Em sentido contrário, isto é, com o objetivo de acompanhar os avanços tecnológicos e as novas demandas socais, vê-se a necessidade de uma melhor regulação, por exemplo, da questão da proteção dos dados dos indivíduos que se encontram em poder de gigantescas corporações, como Google, Facebook, Amazon, assim por diante.

Diante desse cenário, diversos foram os esforços de especialistas – como o saudoso João Marcello de Araujo Jr.[3] – no sentido da unificação e atualização dos delitos econômicos. No limite, as iniciativas convergiram para tentativas de elaboração de uma política criminal clara para tratar, não só de crimes, mas também das penas adequadas àquilo que se pode denominar – de forma não muito precisa – de crimes do colarinho branco ou criminalidade absoluta, como preferia Roberto Lyra.[4]

Releva salientar que uma das iniciativas mais recentes de tentar conferir um pouco coerência a esse “cipoal” de normas foi o PLS 236/2012 (Novo Código Penal). No Título XIII, da Parte Especial, daquele Projeto, encontram-se os Crimes contra a Ordem Econômico-Financeira, subdividido nos seguintes capítulos: I – Crimes contra a ordem tributária e previdência social. II – Crimes contra o sistema financeiro. III – Do crime de lavagem de capitais. IV – Crimes contra a ordem econômica. V – Crimes falimentares. VI – Dos crimes de concorrência desleal (arts. 351 a 387).

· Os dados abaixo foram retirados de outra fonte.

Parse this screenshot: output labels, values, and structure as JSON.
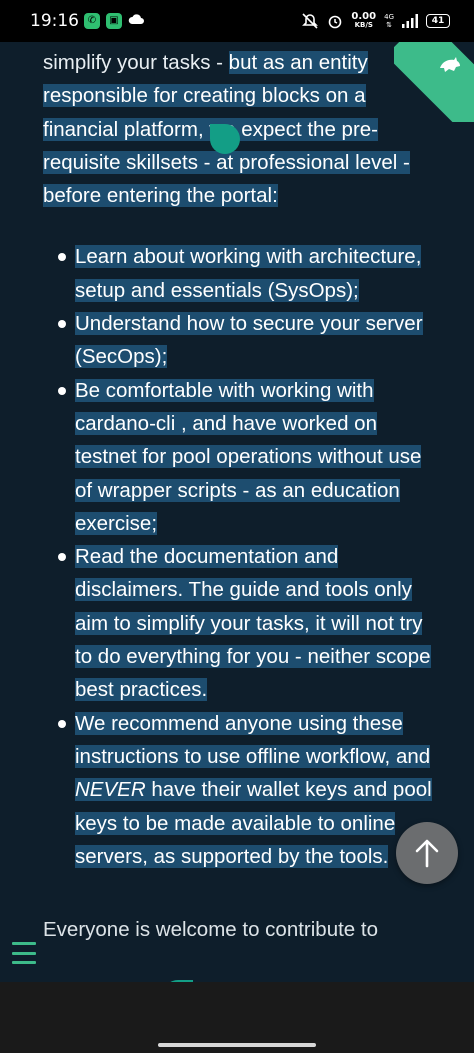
{
  "status_bar": {
    "time": "19:16",
    "net_speed_value": "0.00",
    "net_speed_unit": "KB/S",
    "network_type": "4G",
    "battery": "41"
  },
  "article": {
    "intro_plain": "simplify your tasks - ",
    "intro_highlight": "but as an entity responsible for creating blocks on a financial platform, we expect the pre-requisite skillsets - at professional level - before entering the portal:",
    "bullets": [
      {
        "text": "Learn about working with architecture, setup and essentials (SysOps);"
      },
      {
        "text": "Understand how to secure your server (SecOps);"
      },
      {
        "text": "Be comfortable with working with cardano-cli , and have worked on testnet for pool operations without use of wrapper scripts - as an education exercise;"
      },
      {
        "text": "Read the documentation and disclaimers. The guide and tools only aim to simplify your tasks, it will not try to do everything for you - neither scope best practices."
      },
      {
        "before": "We recommend anyone using these instructions to use offline workflow, and ",
        "emphasis": "NEVER",
        "after": " have their wallet keys and pool keys to be made available to online servers, as supported by the tools."
      }
    ],
    "next_paragraph": "Everyone is welcome to contribute to"
  },
  "colors": {
    "background": "#0e1e2b",
    "selection": "#1d4d6f",
    "accent": "#3dbb8a",
    "handle": "#139e86"
  },
  "icons": {
    "ribbon": "dragon-icon",
    "menu": "hamburger-menu-icon",
    "back_to_top": "arrow-up-icon"
  }
}
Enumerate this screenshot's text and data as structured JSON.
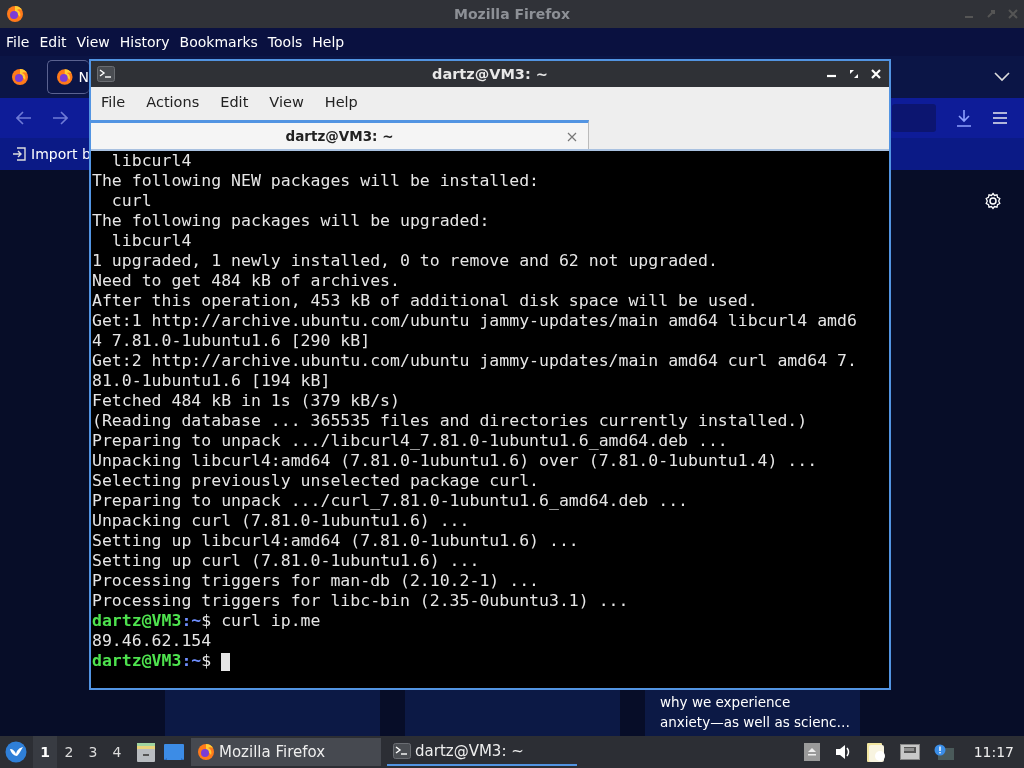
{
  "firefox": {
    "title": "Mozilla Firefox",
    "menu": [
      "File",
      "Edit",
      "View",
      "History",
      "Bookmarks",
      "Tools",
      "Help"
    ],
    "tab": {
      "label": "N"
    },
    "bookmark": "Import b",
    "card_text": [
      "why we experience",
      "anxiety—as well as scienc…"
    ]
  },
  "terminal": {
    "title": "dartz@VM3: ~",
    "menu": [
      "File",
      "Actions",
      "Edit",
      "View",
      "Help"
    ],
    "tabs": [
      {
        "label": "dartz@VM3: ~",
        "selected": true
      }
    ],
    "lines": [
      {
        "kind": "output",
        "text": "  libcurl4"
      },
      {
        "kind": "output",
        "text": "The following NEW packages will be installed:"
      },
      {
        "kind": "output",
        "text": "  curl"
      },
      {
        "kind": "output",
        "text": "The following packages will be upgraded:"
      },
      {
        "kind": "output",
        "text": "  libcurl4"
      },
      {
        "kind": "output",
        "text": "1 upgraded, 1 newly installed, 0 to remove and 62 not upgraded."
      },
      {
        "kind": "output",
        "text": "Need to get 484 kB of archives."
      },
      {
        "kind": "output",
        "text": "After this operation, 453 kB of additional disk space will be used."
      },
      {
        "kind": "output",
        "text": "Get:1 http://archive.ubuntu.com/ubuntu jammy-updates/main amd64 libcurl4 amd6"
      },
      {
        "kind": "output",
        "text": "4 7.81.0-1ubuntu1.6 [290 kB]"
      },
      {
        "kind": "output",
        "text": "Get:2 http://archive.ubuntu.com/ubuntu jammy-updates/main amd64 curl amd64 7."
      },
      {
        "kind": "output",
        "text": "81.0-1ubuntu1.6 [194 kB]"
      },
      {
        "kind": "output",
        "text": "Fetched 484 kB in 1s (379 kB/s)"
      },
      {
        "kind": "output",
        "text": "(Reading database ... 365535 files and directories currently installed.)"
      },
      {
        "kind": "output",
        "text": "Preparing to unpack .../libcurl4_7.81.0-1ubuntu1.6_amd64.deb ..."
      },
      {
        "kind": "output",
        "text": "Unpacking libcurl4:amd64 (7.81.0-1ubuntu1.6) over (7.81.0-1ubuntu1.4) ..."
      },
      {
        "kind": "output",
        "text": "Selecting previously unselected package curl."
      },
      {
        "kind": "output",
        "text": "Preparing to unpack .../curl_7.81.0-1ubuntu1.6_amd64.deb ..."
      },
      {
        "kind": "output",
        "text": "Unpacking curl (7.81.0-1ubuntu1.6) ..."
      },
      {
        "kind": "output",
        "text": "Setting up libcurl4:amd64 (7.81.0-1ubuntu1.6) ..."
      },
      {
        "kind": "output",
        "text": "Setting up curl (7.81.0-1ubuntu1.6) ..."
      },
      {
        "kind": "output",
        "text": "Processing triggers for man-db (2.10.2-1) ..."
      },
      {
        "kind": "output",
        "text": "Processing triggers for libc-bin (2.35-0ubuntu3.1) ..."
      },
      {
        "kind": "prompt",
        "user": "dartz@VM3",
        "path": ":~",
        "command": "$ curl ip.me",
        "cursor": false
      },
      {
        "kind": "output",
        "text": "89.46.62.154"
      },
      {
        "kind": "prompt",
        "user": "dartz@VM3",
        "path": ":~",
        "command": "$ ",
        "cursor": true
      }
    ]
  },
  "taskbar": {
    "workspaces": [
      {
        "label": "1",
        "selected": true
      },
      {
        "label": "2",
        "selected": false
      },
      {
        "label": "3",
        "selected": false
      },
      {
        "label": "4",
        "selected": false
      }
    ],
    "tasks": [
      {
        "label": "Mozilla Firefox",
        "kind": "firefox",
        "selected": false
      },
      {
        "label": "dartz@VM3: ~",
        "kind": "terminal",
        "selected": true
      }
    ],
    "clock": "11:17"
  }
}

Infelizmente, o PLS 236/2012 aparenta ter uma tramitação legislativa lenta e irregular, não havendo uma clara expectativa se e quando entrará em vigor. O mesmo pode ser dito de outros projetos de lei que – atendendo a tratados e convenções internacionais – têm por finalidade de nos harmonizar à legislação dos demais países, como ocorre no caso da prevenção da corrupção e do enriquecimento ilícito de funcionário público.

Nesse panorama, causou estranheza a preocupação do Sr. Presidente da Câmara dos Deputado Federal de criar, em setembro de 2020, uma Comissão de Juristas com o escopo de elaborar um anteprojeto de reforma – unicamente – da Lei de lavagem de capitais (Lei 9.613/1998), olvidando-se de igual providência para o conjunto das leis de repressão aos crimes antieconômicos.

Consoante os “Considerandos” do Exmo. Presidente da Câmara, um dos objetivos da Comissão de experts é o de “definir os limites da norma penal incriminadora”, conferir “maior segurança jurídica ao intérprete” e diminuir “lacunas na legislação que possam dar origens a decisões contraditórias”.[5]

Pensando no interesse de toda a Sociedade, creio que essa alvissareira iniciativa deveria ser estendida para toda a legislação penal econômica, ao invés de se dirigir unicamente à Lei de lavagem de dinheiro. Isso porque a preocupação das autoridades e dos juristas deve ser com a coletividade, visando o aprimoramento das nossas leis, e não somente para atender a certas demandas de grupos pontualmente atingidos por um suposto “alargamento do tipo objetivo”, conforme consta dos referidos “Considerandos”.

[1] Cf. ARAUJO JR., João Marcello de; BARBERO SANTOS, Marino. A reforma penal: ilícitos penais econômicos. Rio de Janeiro: Forense, 1987, p. 96.
[2] Cf. FRAGOSO, Heleno Cláudio. O novo Direito Penal Tributário e Econômico. In Revista Brasileira de Criminologia e Direito Penal. Vol. 12, Rio de Janeiro, 1966, p. 63;
[3] Cf. ARAUJO JR. João Marcello de. Dos crimes contra a ordem econômica. São Paulo: Revista dos Tribunais, 1995.